Esp here, as Smita says, the very thought of reading a depressing book puts me off.

eye-in-sty-in said...

Ah! Clinical as always! Are you a surgeon?

couchpapaya said...

bubbles - u are right abt the getting sympathy part, esp as i didnt think he got into the skin of the characters at all. both mariam's and laila's thoughts were quite cliched, story was contrived, dont want to sound cynical, but .... and definitely i dont think a third book will do weel at all, the topic has been done to death, atleast by hosseini.

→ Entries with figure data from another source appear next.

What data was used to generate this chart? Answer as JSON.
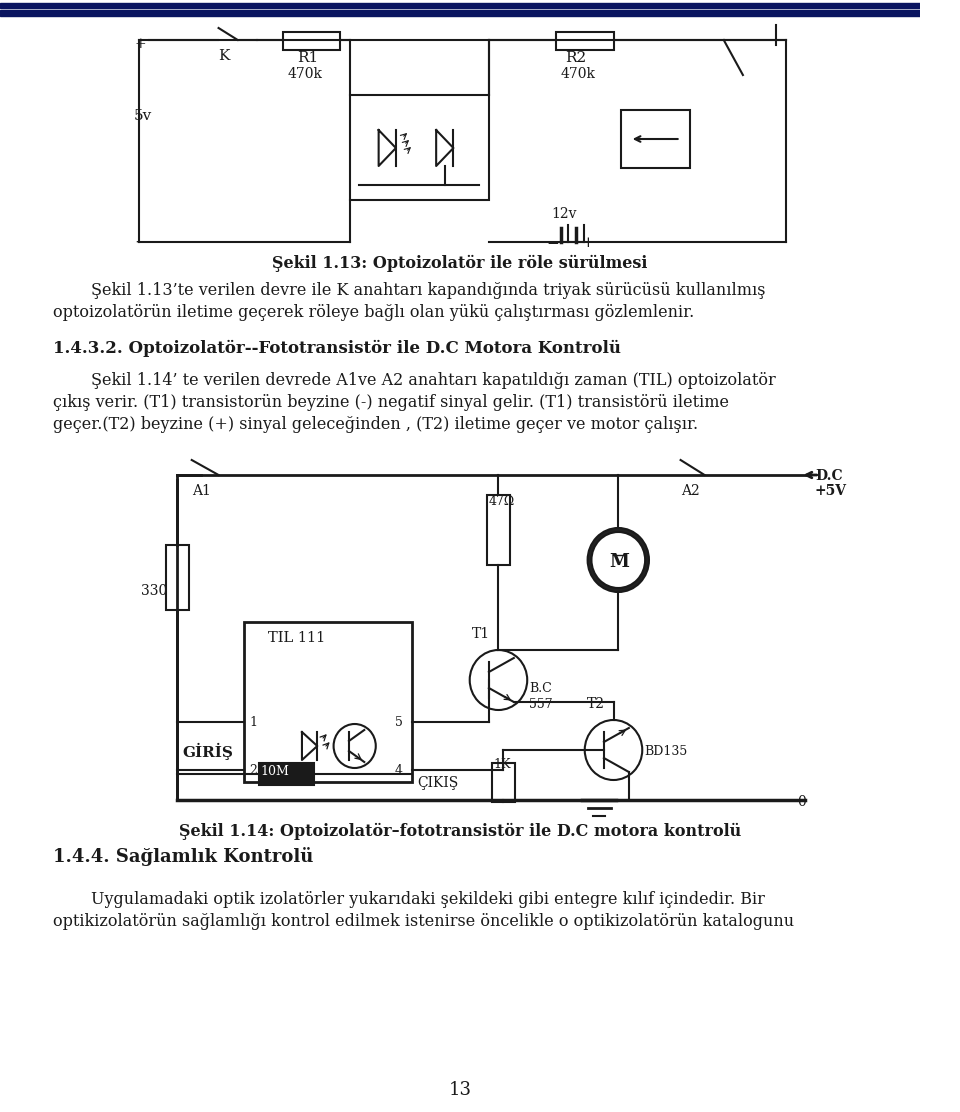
{
  "bg_color": "#ffffff",
  "top_bar_color": "#0a1560",
  "line_color": "#1a1a1a",
  "sekil113_caption": "Şekil 1.13: Optoizolatör ile röle sürülmesi",
  "para1_line1": "Şekil 1.13’te verilen devre ile K anahtarı kapandığında triyak sürücüsü kullanılmış",
  "para1_line2": "optoizolatörün iletime geçerek röleye bağlı olan yükü çalıştırması gözlemlenir.",
  "section_title": "1.4.3.2. Optoizolatör--Fototransistör ile D.C Motora Kontrolü",
  "para2_line1": "Şekil 1.14’ te verilen devrede A1ve A2 anahtarı kapatıldığı zaman (TIL) optoizolatör",
  "para2_line2": "çıkış verir. (T1) transistorün beyzine (-) negatif sinyal gelir. (T1) transistörü iletime",
  "para2_line3": "geçer.(T2) beyzine (+) sinyal geleceğinden , (T2) iletime geçer ve motor çalışır.",
  "sekil114_caption": "Şekil 1.14: Optoizolatör–fototransistör ile D.C motora kontrolü",
  "section2_title": "1.4.4. Sağlamlık Kontrolü",
  "para3_line1": "Uygulamadaki optik izolatörler yukarıdaki şekildeki gibi entegre kılıf içindedir. Bir",
  "para3_line2": "optikizolatörün sağlamlığı kontrol edilmek istenirse öncelikle o optikizolatörün katalogunu",
  "page_number": "13"
}
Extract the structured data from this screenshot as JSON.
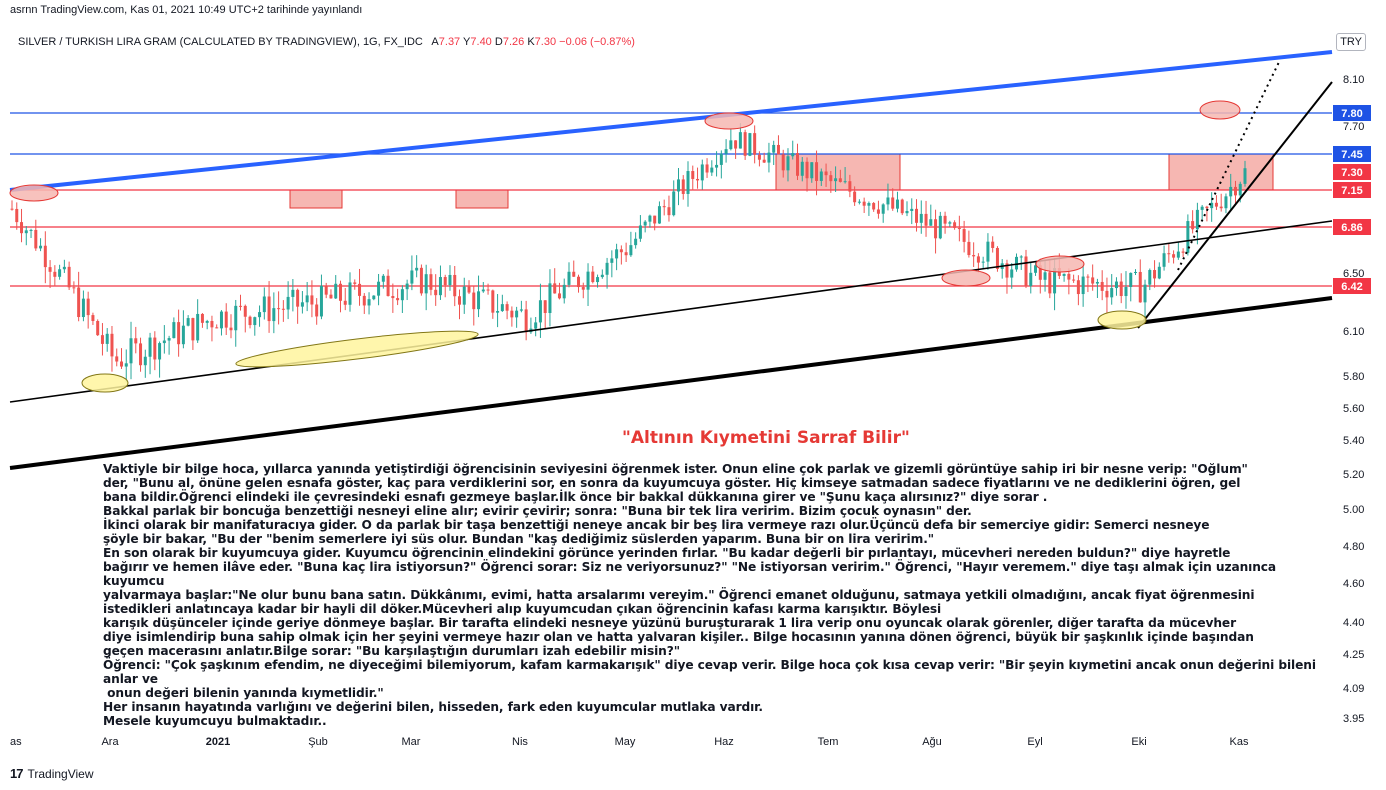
{
  "header": {
    "published": "asrnn TradingView.com, Kas 01, 2021 10:49 UTC+2 tarihinde yayınlandı",
    "symbol": "SILVER / TURKISH LIRA GRAM (CALCULATED BY TRADINGVIEW), 1G, FX_IDC",
    "o_label": "A",
    "o_val": "7.37",
    "h_label": "Y",
    "h_val": "7.40",
    "l_label": "D",
    "l_val": "7.26",
    "c_label": "K",
    "c_val": "7.30",
    "change": "−0.06 (−0.87%)",
    "currency": "TRY"
  },
  "chart_data": {
    "type": "candlestick",
    "y_axis": {
      "ticks": [
        "8.10",
        "7.70",
        "6.50",
        "6.10",
        "5.80",
        "5.60",
        "5.40",
        "5.20",
        "5.00",
        "4.80",
        "4.60",
        "4.40",
        "4.25",
        "4.09",
        "3.95"
      ],
      "scale": "log"
    },
    "x_axis": {
      "ticks": [
        "Kas",
        "Ara",
        "2021",
        "Şub",
        "Mar",
        "Nis",
        "May",
        "Haz",
        "Tem",
        "Ağu",
        "Eyl",
        "Eki",
        "Kas"
      ]
    },
    "price_labels": [
      {
        "value": "7.80",
        "kind": "level",
        "color": "#1e53e5"
      },
      {
        "value": "7.45",
        "kind": "level",
        "color": "#1e53e5"
      },
      {
        "value": "7.30",
        "kind": "last",
        "color": "#f23645"
      },
      {
        "value": "7.15",
        "kind": "level",
        "color": "#f23645"
      },
      {
        "value": "6.86",
        "kind": "level",
        "color": "#f23645"
      },
      {
        "value": "6.42",
        "kind": "level",
        "color": "#f23645"
      }
    ],
    "approx_series": {
      "x_months": [
        "Kas",
        "Ara",
        "2021",
        "Şub",
        "Mar",
        "Nis",
        "May",
        "Haz",
        "Tem",
        "Ağu",
        "Eyl",
        "Eki",
        "Kas"
      ],
      "close": [
        7.0,
        5.9,
        6.2,
        6.3,
        6.45,
        6.2,
        6.7,
        7.6,
        7.2,
        6.85,
        6.45,
        6.4,
        7.3
      ]
    },
    "colors": {
      "up": "#26a69a",
      "down": "#ef5350",
      "level_blue": "#1e53e5",
      "level_red": "#f23645",
      "trend_blue": "#2962ff"
    }
  },
  "story": {
    "title": "\"Altının Kıymetini Sarraf Bilir\"",
    "lines": [
      "Vaktiyle bir bilge hoca, yıllarca yanında yetiştirdiği öğrencisinin seviyesini öğrenmek ister. Onun eline çok parlak ve gizemli görüntüye sahip iri bir nesne verip: \"Oğlum\"",
      "der, \"Bunu al, önüne gelen esnafa göster, kaç para verdiklerini sor, en sonra da kuyumcuya göster. Hiç kimseye satmadan sadece fiyatlarını ve ne dediklerini öğren, gel",
      "bana bildir.Öğrenci elindeki ile çevresindeki esnafı gezmeye başlar.İlk önce bir bakkal dükkanına girer ve \"Şunu kaça alırsınız?\" diye sorar .",
      "Bakkal parlak bir boncuğa benzettiği nesneyi eline alır; evirir çevirir; sonra: \"Buna bir tek lira veririm. Bizim çocuk oynasın\" der.",
      "İkinci olarak bir manifaturacıya gider. O da parlak bir taşa benzettiği neneye ancak bir beş lira vermeye razı olur.Üçüncü defa bir semerciye gidir: Semerci nesneye",
      "şöyle bir bakar, \"Bu der \"benim semerlere iyi süs olur. Bundan \"kaş dediğimiz süslerden yaparım. Buna bir on lira veririm.\"",
      "En son olarak bir kuyumcuya gider. Kuyumcu öğrencinin elindekini görünce yerinden fırlar. \"Bu kadar değerli bir pırlantayı, mücevheri nereden buldun?\" diye hayretle",
      "bağırır ve hemen ilâve eder. \"Buna kaç lira istiyorsun?\" Öğrenci sorar: Siz ne veriyorsunuz?\" \"Ne istiyorsan veririm.\" Öğrenci, \"Hayır veremem.\" diye taşı almak için uzanınca kuyumcu",
      "yalvarmaya başlar:\"Ne olur bunu bana satın. Dükkânımı, evimi, hatta arsalarımı vereyim.\" Öğrenci emanet olduğunu, satmaya yetkili olmadığını, ancak fiyat öğrenmesini",
      "istedikleri anlatıncaya kadar bir hayli dil döker.Mücevheri alıp kuyumcudan çıkan öğrencinin kafası karma karışıktır. Böylesi",
      "karışık düşünceler içinde geriye dönmeye başlar. Bir tarafta elindeki nesneye yüzünü buruşturarak 1 lira verip onu oyuncak olarak görenler, diğer tarafta da mücevher",
      "diye isimlendirip buna sahip olmak için her şeyini vermeye hazır olan ve hatta yalvaran kişiler.. Bilge hocasının yanına dönen öğrenci, büyük bir şaşkınlık içinde başından",
      "geçen macerasını anlatır.Bilge sorar: \"Bu karşılaştığın durumları izah edebilir misin?\"",
      "Öğrenci: \"Çok şaşkınım efendim, ne diyeceğimi bilemiyorum, kafam karmakarışık\" diye cevap verir. Bilge hoca çok kısa cevap verir: \"Bir şeyin kıymetini ancak onun değerini bileni anlar ve",
      " onun değeri bilenin yanında kıymetlidir.\"",
      "Her insanın hayatında varlığını ve değerini bilen, hisseden, fark eden kuyumcular mutlaka vardır.",
      "Mesele kuyumcuyu bulmaktadır.."
    ]
  },
  "footer": {
    "brand": "TradingView",
    "logo": "17"
  }
}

avdi - i shld try to get rid of my compulsion to read best-selling books. certainly these were terrible, as were the works of paulo coelho or nicholas sparks ... brrr..

EISI - sure, y not..

couchpapaya said...

bubbles - o god yes, tariq (laila's lover) was such a one-dimensional creation, the perfect fantasy character, disabled yet honorable and good and smart and funny and nauseating ....

eye-in-sty-in said...

sure why not? How useful was that answer, Ms. P!!!! lolz :-)

couchpapaya said...

as useful as the question mr. e!! :P

eye-in-sty-in said...

The Q ws 2 detect ur profession. The answer was as vague as a cat examining a cat scan!

couchpapaya said...

dont u follow a no disclosure policy on ur blog?? i do the same :)

eye-in-sty-in said...

ha ha ha - That I can totally relate to :-)
spikeace@gmail.com

Mama - Mia said...

i havent read this one! so no idea really. i read Kite Runner and wasnt as impressed with it as rave reviews would have liked me to!

but CP, i didnt get it! dont we keep thrown in hindi / marathi words while speaking in english?!

tho if they have been liberally used, a glossary is a defi must! :)


cheers!

abha

couchpapaya said...

abha - the farsi used isnt like kite runner, where mostly it was names of food or other stuff which was familiar in it etymology. here i missed out on a lot of meanings.

i agree, we mix english and other languages when talking all the time. but, that's when we talk in english primarily. here, the people are supposedly talking in farsi, but the conversations the author relates would make you think they are talking in english with farsi thrown in. oh well, it's a (very) minor quibble but i got really irritated over it.